CONSIDERACIONES 1.- El Defensor de familia interviene en todo proceso en que se discutan los derechos de los niños, las niñas o los adolescentes, sin perjuicio de la actuación del Ministerio Público y de la representación judicial a que haya lugar (artículo 82, numeral 11 de la Ley 1098 de 2006). En ellos también obrarán los procuradores judiciales de familia, en defensa de los intereses de aquellos, incluso están facultados para impugnar las decisiones que allí se adopten (parágrafo único del artículo 95, en armonía con el artículo 211 ejusdem ). 2.- El acto de enteramiento del auto que cita a tales funcionarios al litigio y la de la sentencia debe hacerse a éstos en forma personal, conforme lo ordena el artículo 314 del Código de Procedimiento Civil, pues, expresamente dispone que “Deberán hacerse personalmente las siguientes notificaciones: 1°, 2°, 3° A los funcionarios públicos en su carácter de tales, la del auto que los cite al proceso y la de la sentencia. 4° … 5°… ”.
Dicha norma fue declarada exequible por la Corte Constitucional en la Sentencia C-472 de 1992, la que puso de relieve que con esa forma obligatoria de dar a conocer las decisiones allí relacionadas se busca asegurar el derecho de defensa, ya que de esa manera el titular del “ derecho o interés discutido o quien lleva su representación” tiene pleno conocimiento de lo resuelto en las providencias trascendentales que se adoptan en el curso de proceso, como lo son la admisión de la demanda y la sentencia. Ese acto procesal también desarrolla el principio de la seguridad jurídica, toda vez que de él se deriva la certeza del enteramiento del pronunciamiento.

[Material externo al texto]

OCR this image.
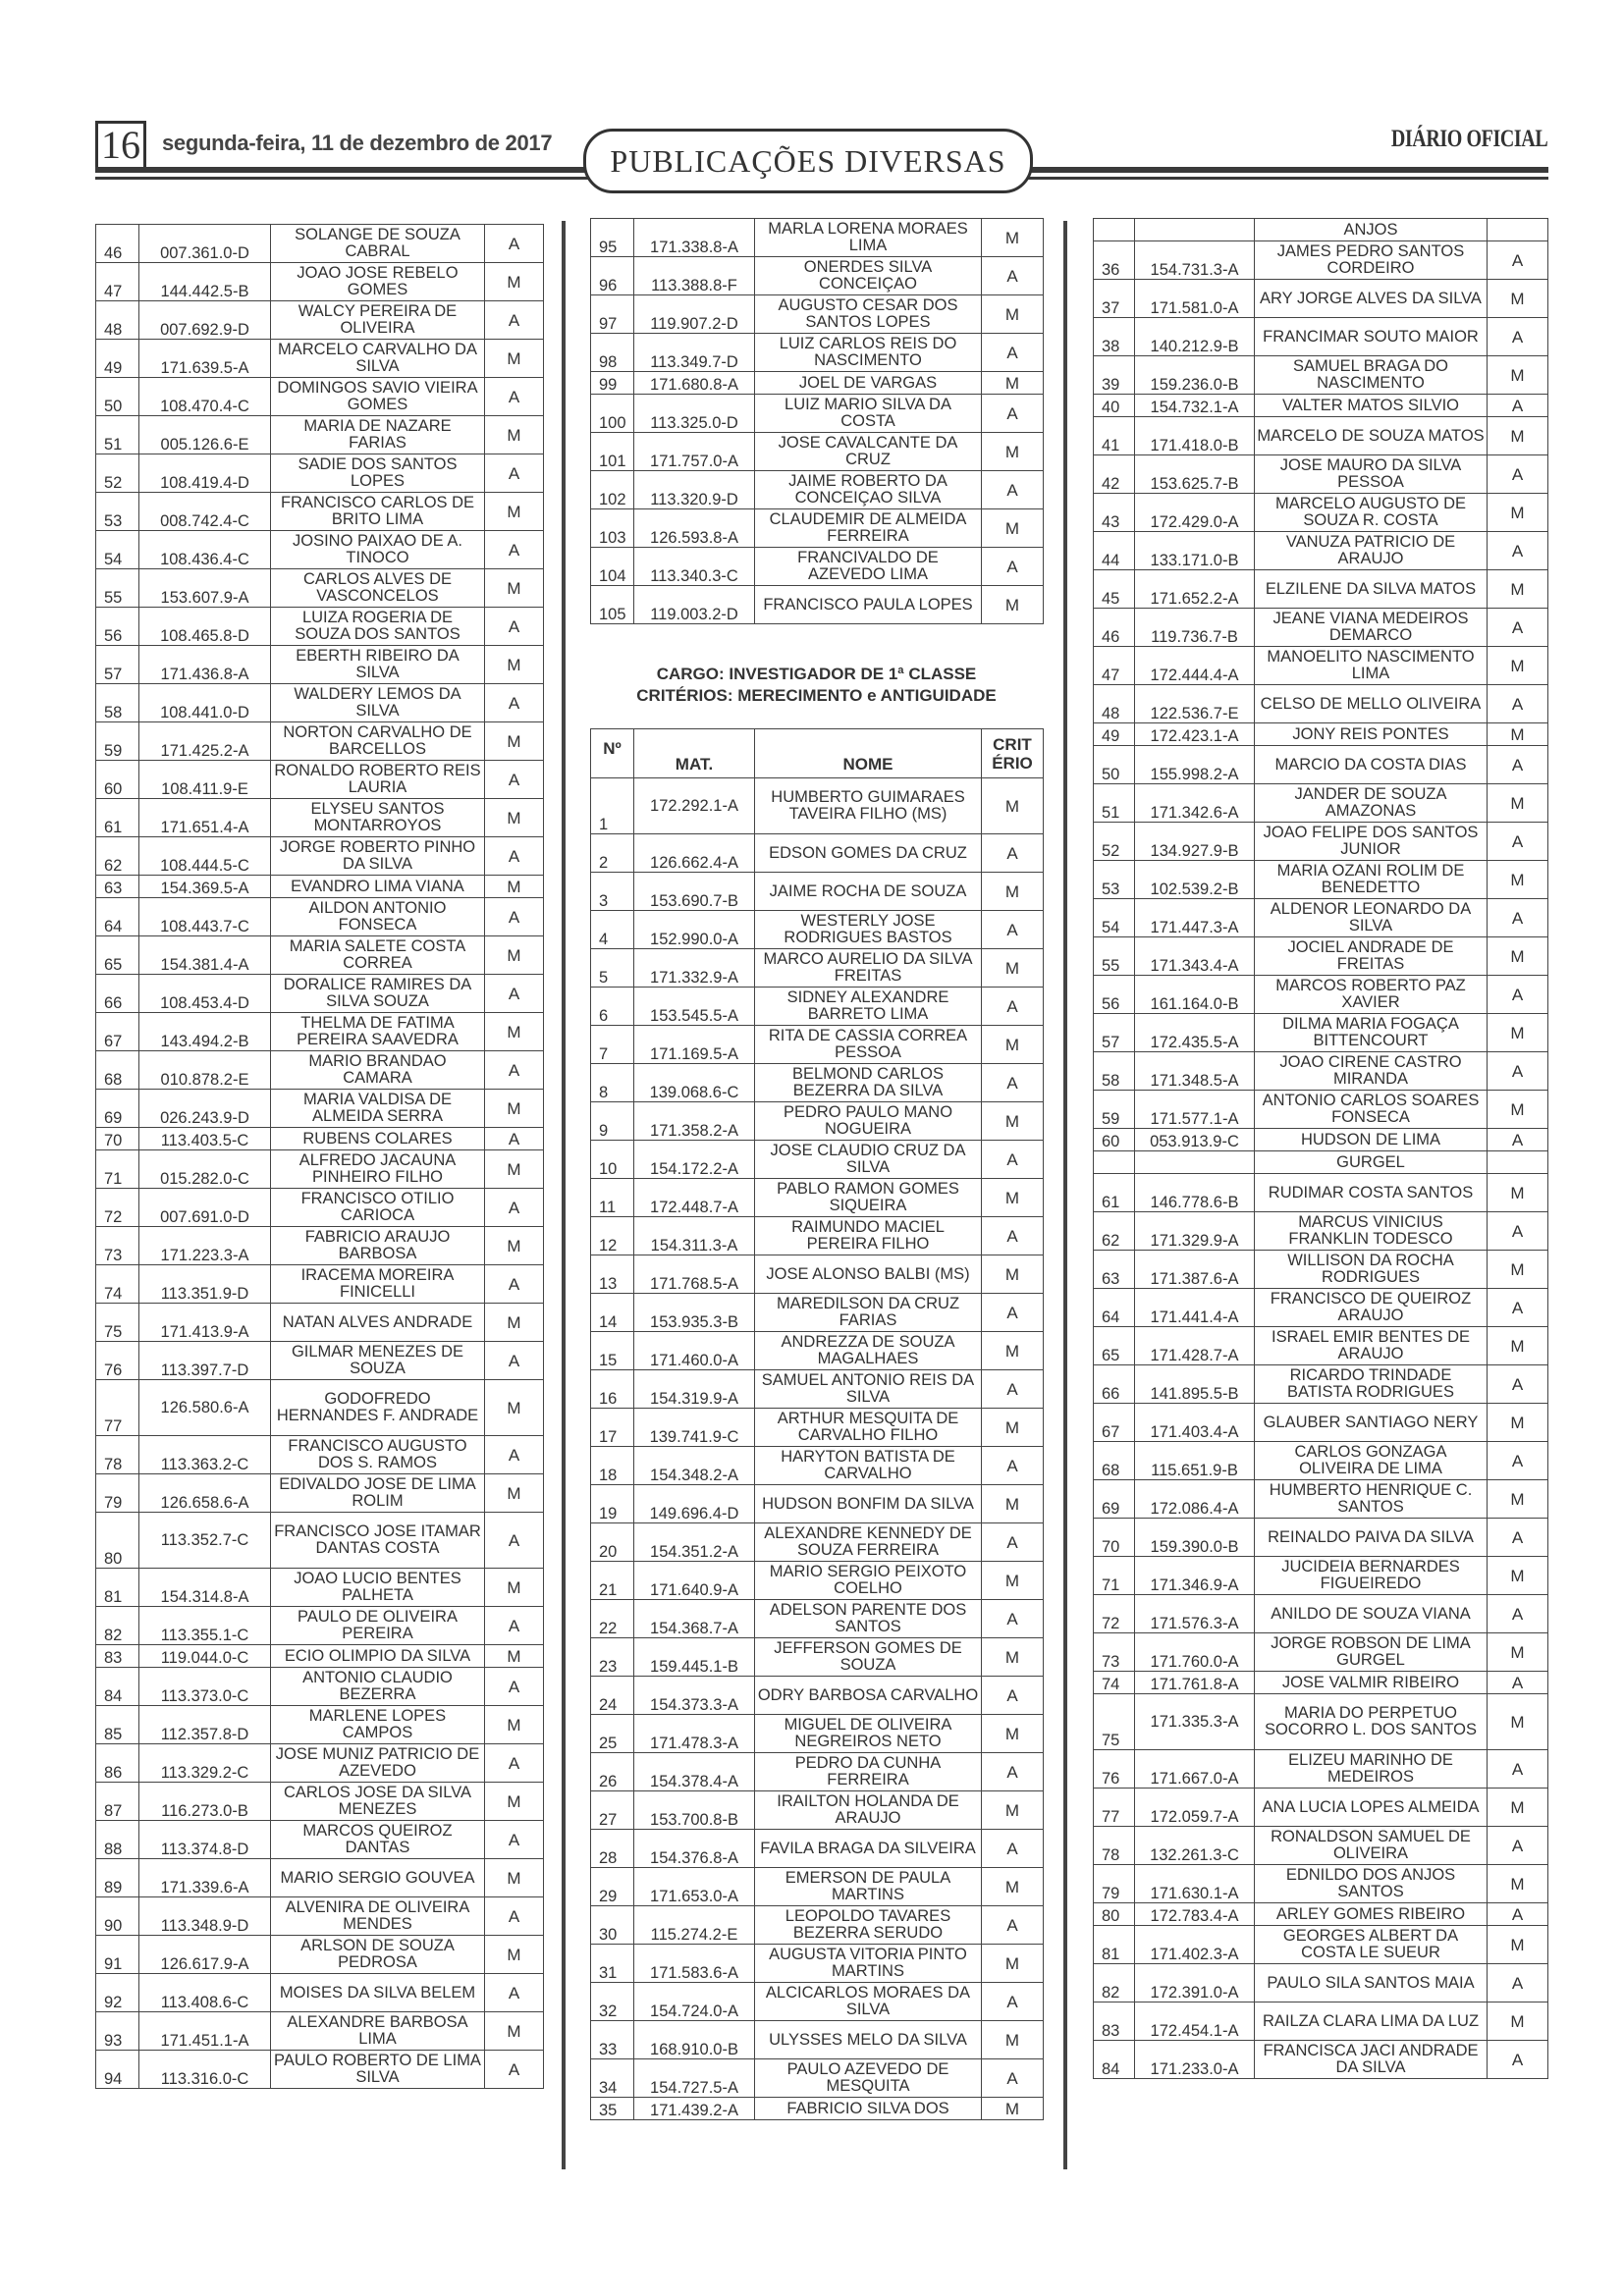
16 segunda-feira, 11 de dezembro de 2017
PUBLICAÇÕES DIVERSAS
DIÁRIO OFICIAL
46	007.361.0-D	SOLANGE DE SOUZA CABRAL	A
47	144.442.5-B	JOAO JOSE REBELO GOMES	M
48	007.692.9-D	WALCY PEREIRA DE OLIVEIRA	A
49	171.639.5-A	MARCELO CARVALHO DA SILVA	M
50	108.470.4-C	DOMINGOS SAVIO VIEIRA GOMES	A
51	005.126.6-E	MARIA DE NAZARE FARIAS	M
52	108.419.4-D	SADIE DOS SANTOS LOPES	A
53	008.742.4-C	FRANCISCO CARLOS DE BRITO LIMA	M
54	108.436.4-C	JOSINO PAIXAO DE A. TINOCO	A
55	153.607.9-A	CARLOS ALVES DE VASCONCELOS	M
56	108.465.8-D	LUIZA ROGERIA DE SOUZA DOS SANTOS	A
57	171.436.8-A	EBERTH RIBEIRO DA SILVA	M
58	108.441.0-D	WALDERY LEMOS DA SILVA	A
59	171.425.2-A	NORTON CARVALHO DE BARCELLOS	M
60	108.411.9-E	RONALDO ROBERTO REIS LAURIA	A
61	171.651.4-A	ELYSEU SANTOS MONTARROYOS	M
62	108.444.5-C	JORGE ROBERTO PINHO DA SILVA	A
63	154.369.5-A	EVANDRO LIMA VIANA	M
64	108.443.7-C	AILDON ANTONIO FONSECA	A
65	154.381.4-A	MARIA SALETE COSTA CORREA	M
66	108.453.4-D	DORALICE RAMIRES DA SILVA SOUZA	A
67	143.494.2-B	THELMA DE FATIMA PEREIRA SAAVEDRA	M
68	010.878.2-E	MARIO BRANDAO CAMARA	A
69	026.243.9-D	MARIA VALDISA DE ALMEIDA SERRA	M
70	113.403.5-C	RUBENS COLARES	A
71	015.282.0-C	ALFREDO JACAUNA PINHEIRO FILHO	M
72	007.691.0-D	FRANCISCO OTILIO CARIOCA	A
73	171.223.3-A	FABRICIO ARAUJO BARBOSA	M
74	113.351.9-D	IRACEMA MOREIRA FINICELLI	A
75	171.413.9-A	NATAN ALVES ANDRADE	M
76	113.397.7-D	GILMAR MENEZES DE SOUZA	A
77	126.580.6-A	GODOFREDO HERNANDES F. ANDRADE	M
78	113.363.2-C	FRANCISCO AUGUSTO DOS S. RAMOS	A
79	126.658.6-A	EDIVALDO JOSE DE LIMA ROLIM	M
80	113.352.7-C	FRANCISCO JOSE ITAMAR DANTAS COSTA	A
81	154.314.8-A	JOAO LUCIO BENTES PALHETA	M
82	113.355.1-C	PAULO DE OLIVEIRA PEREIRA	A
83	119.044.0-C	ECIO OLIMPIO DA SILVA	M
84	113.373.0-C	ANTONIO CLAUDIO BEZERRA	A
85	112.357.8-D	MARLENE LOPES CAMPOS	M
86	113.329.2-C	JOSE MUNIZ PATRICIO DE AZEVEDO	A
87	116.273.0-B	CARLOS JOSE DA SILVA MENEZES	M
88	113.374.8-D	MARCOS QUEIROZ DANTAS	A
89	171.339.6-A	MARIO SERGIO GOUVEA	M
90	113.348.9-D	ALVENIRA DE OLIVEIRA MENDES	A
91	126.617.9-A	ARLSON DE SOUZA PEDROSA	M
92	113.408.6-C	MOISES DA SILVA BELEM	A
93	171.451.1-A	ALEXANDRE BARBOSA LIMA	M
94	113.316.0-C	PAULO ROBERTO DE LIMA SILVA	A
95	171.338.8-A	MARLA LORENA MORAES LIMA	M
96	113.388.8-F	ONERDES SILVA CONCEIÇAO	A
97	119.907.2-D	AUGUSTO CESAR DOS SANTOS LOPES	M
98	113.349.7-D	LUIZ CARLOS REIS DO NASCIMENTO	A
99	171.680.8-A	JOEL DE VARGAS	M
100	113.325.0-D	LUIZ MARIO SILVA DA COSTA	A
101	171.757.0-A	JOSE CAVALCANTE DA CRUZ	M
102	113.320.9-D	JAIME ROBERTO DA CONCEIÇAO SILVA	A
103	126.593.8-A	CLAUDEMIR DE ALMEIDA FERREIRA	M
104	113.340.3-C	FRANCIVALDO DE AZEVEDO LIMA	A
105	119.003.2-D	FRANCISCO PAULA LOPES	M
CARGO: INVESTIGADOR DE 1ª CLASSE
CRITÉRIOS: MERECIMENTO e ANTIGUIDADE
Nº	MAT.	NOME	CRIT ÉRIO
1	172.292.1-A	HUMBERTO GUIMARAES TAVEIRA FILHO (MS)	M
2	126.662.4-A	EDSON GOMES DA CRUZ	A
3	153.690.7-B	JAIME ROCHA DE SOUZA	M
4	152.990.0-A	WESTERLY JOSE RODRIGUES BASTOS	A
5	171.332.9-A	MARCO AURELIO DA SILVA FREITAS	M
6	153.545.5-A	SIDNEY ALEXANDRE BARRETO LIMA	A
7	171.169.5-A	RITA DE CASSIA CORREA PESSOA	M
8	139.068.6-C	BELMOND CARLOS BEZERRA DA SILVA	A
9	171.358.2-A	PEDRO PAULO MANO NOGUEIRA	M
10	154.172.2-A	JOSE CLAUDIO CRUZ DA SILVA	A
11	172.448.7-A	PABLO RAMON GOMES SIQUEIRA	M
12	154.311.3-A	RAIMUNDO MACIEL PEREIRA FILHO	A
13	171.768.5-A	JOSE ALONSO BALBI (MS)	M
14	153.935.3-B	MAREDILSON DA CRUZ FARIAS	A
15	171.460.0-A	ANDREZZA DE SOUZA MAGALHAES	M
16	154.319.9-A	SAMUEL ANTONIO REIS DA SILVA	A
17	139.741.9-C	ARTHUR MESQUITA DE CARVALHO FILHO	M
18	154.348.2-A	HARYTON BATISTA DE CARVALHO	A
19	149.696.4-D	HUDSON BONFIM DA SILVA	M
20	154.351.2-A	ALEXANDRE KENNEDY DE SOUZA FERREIRA	A
21	171.640.9-A	MARIO SERGIO PEIXOTO COELHO	M
22	154.368.7-A	ADELSON PARENTE DOS SANTOS	A
23	159.445.1-B	JEFFERSON GOMES DE SOUZA	M
24	154.373.3-A	ODRY BARBOSA CARVALHO	A
25	171.478.3-A	MIGUEL DE OLIVEIRA NEGREIROS NETO	M
26	154.378.4-A	PEDRO DA CUNHA FERREIRA	A
27	153.700.8-B	IRAILTON HOLANDA DE ARAUJO	M
28	154.376.8-A	FAVILA BRAGA DA SILVEIRA	A
29	171.653.0-A	EMERSON DE PAULA MARTINS	M
30	115.274.2-E	LEOPOLDO TAVARES BEZERRA SERUDO	A
31	171.583.6-A	AUGUSTA VITORIA PINTO MARTINS	M
32	154.724.0-A	ALCICARLOS MORAES DA SILVA	A
33	168.910.0-B	ULYSSES MELO DA SILVA	M
34	154.727.5-A	PAULO AZEVEDO DE MESQUITA	A
35	171.439.2-A	FABRICIO SILVA DOS	M
		ANJOS	
36	154.731.3-A	JAMES PEDRO SANTOS CORDEIRO	A
37	171.581.0-A	ARY JORGE ALVES DA SILVA	M
38	140.212.9-B	FRANCIMAR SOUTO MAIOR	A
39	159.236.0-B	SAMUEL BRAGA DO NASCIMENTO	M
40	154.732.1-A	VALTER MATOS SILVIO	A
41	171.418.0-B	MARCELO DE SOUZA MATOS	M
42	153.625.7-B	JOSE MAURO DA SILVA PESSOA	A
43	172.429.0-A	MARCELO AUGUSTO DE SOUZA R. COSTA	M
44	133.171.0-B	VANUZA PATRICIO DE ARAUJO	A
45	171.652.2-A	ELZILENE DA SILVA MATOS	M
46	119.736.7-B	JEANE VIANA MEDEIROS DEMARCO	A
47	172.444.4-A	MANOELITO NASCIMENTO LIMA	M
48	122.536.7-E	CELSO DE MELLO OLIVEIRA	A
49	172.423.1-A	JONY REIS PONTES	M
50	155.998.2-A	MARCIO DA COSTA DIAS	A
51	171.342.6-A	JANDER DE SOUZA AMAZONAS	M
52	134.927.9-B	JOAO FELIPE DOS SANTOS JUNIOR	A
53	102.539.2-B	MARIA OZANI ROLIM DE BENEDETTO	M
54	171.447.3-A	ALDENOR LEONARDO DA SILVA	A
55	171.343.4-A	JOCIEL ANDRADE DE FREITAS	M
56	161.164.0-B	MARCOS ROBERTO PAZ XAVIER	A
57	172.435.5-A	DILMA MARIA FOGAÇA BITTENCOURT	M
58	171.348.5-A	JOAO CIRENE CASTRO MIRANDA	A
59	171.577.1-A	ANTONIO CARLOS SOARES FONSECA	M
60	053.913.9-C	HUDSON DE LIMA	A
		GURGEL	
61	146.778.6-B	RUDIMAR COSTA SANTOS	M
62	171.329.9-A	MARCUS VINICIUS FRANKLIN TODESCO	A
63	171.387.6-A	WILLISON DA ROCHA RODRIGUES	M
64	171.441.4-A	FRANCISCO DE QUEIROZ ARAUJO	A
65	171.428.7-A	ISRAEL EMIR BENTES DE ARAUJO	M
66	141.895.5-B	RICARDO TRINDADE BATISTA RODRIGUES	A
67	171.403.4-A	GLAUBER SANTIAGO NERY	M
68	115.651.9-B	CARLOS GONZAGA OLIVEIRA DE LIMA	A
69	172.086.4-A	HUMBERTO HENRIQUE C. SANTOS	M
70	159.390.0-B	REINALDO PAIVA DA SILVA	A
71	171.346.9-A	JUCIDEIA BERNARDES FIGUEIREDO	M
72	171.576.3-A	ANILDO DE SOUZA VIANA	A
73	171.760.0-A	JORGE ROBSON DE LIMA GURGEL	M
74	171.761.8-A	JOSE VALMIR RIBEIRO	A
75	171.335.3-A	MARIA DO PERPETUO SOCORRO L. DOS SANTOS	M
76	171.667.0-A	ELIZEU MARINHO DE MEDEIROS	A
77	172.059.7-A	ANA LUCIA LOPES ALMEIDA	M
78	132.261.3-C	RONALDSON SAMUEL DE OLIVEIRA	A
79	171.630.1-A	EDNILDO DOS ANJOS SANTOS	M
80	172.783.4-A	ARLEY GOMES RIBEIRO	A
81	171.402.3-A	GEORGES ALBERT DA COSTA LE SUEUR	M
82	172.391.0-A	PAULO SILA SANTOS MAIA	A
83	172.454.1-A	RAILZA CLARA LIMA DA LUZ	M
84	171.233.0-A	FRANCISCA JACI ANDRADE DA SILVA	A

De igual modo, el artículo 58 del Decreto 2651 de 1991, convertido en legislación permanente, luego de sucesivas prorrogas, por el artículo 162 de la Ley 446 de 1998, manda notificar personalmente al Defensor de Familia el auto admisorio y la sentencia dictados en los procesos en que es forzosa su intervención. Este último precepto está vigente, pues, la norma que lo deroga sólo empieza a regir a partir del 1º de enero de 2014, conforme a lo dispuesto en el literal c) del artículo 626 en concordancia con el artículo 627 del Código General del Proceso. 3.- La falta de notificación a los citados sujetos del proveído que ordena vincularlos a la litis la consagró el legislador como causal de nulidad en el numeral 9° del artículo 140 del estatuto procesal civil, según el cual “ el proceso es nulo en todo o en parte, solamente en los siguientes casos: 9º Cuando no se practica en legal forma la notificación a personas determinadas, o el emplazamiento de las demás personas aunque sean indeterminadas, que deban ser citadas como partes, o de aquéllas que deban suceder en el proceso a cualquiera de las partes, cuando la ley así lo ordena, o no se cita en debida forma al Ministerio Público en los casos de ley”.
Esa irregularidad es saneable, conforme se deduce de lo estatuido en el artículo 144 ibídem, pues, señala como insaneables las nulidades originadas en la falta de jurisdicción o competencia funcional, el proveer contra providencia ejecutoriada del superior, pretermitir íntegramente la instancia o revivir un proceso legalmente terminado y seguir un procedimiento distinto al consagrado por la ley.
Y es que la regla general es que los vicios procesales pueden revalidarse, excepto en los casos que señala expresamente el legislador. Ello es así, porque las nulidades están regidas por el principio de la convalidación, entre otros, consistente en que desaparecen del proceso por virtud del consentimiento expreso o implícito del litigante perjudicado con el vicio, salvo las excepciones contempladas en el ordenamiento jurídico.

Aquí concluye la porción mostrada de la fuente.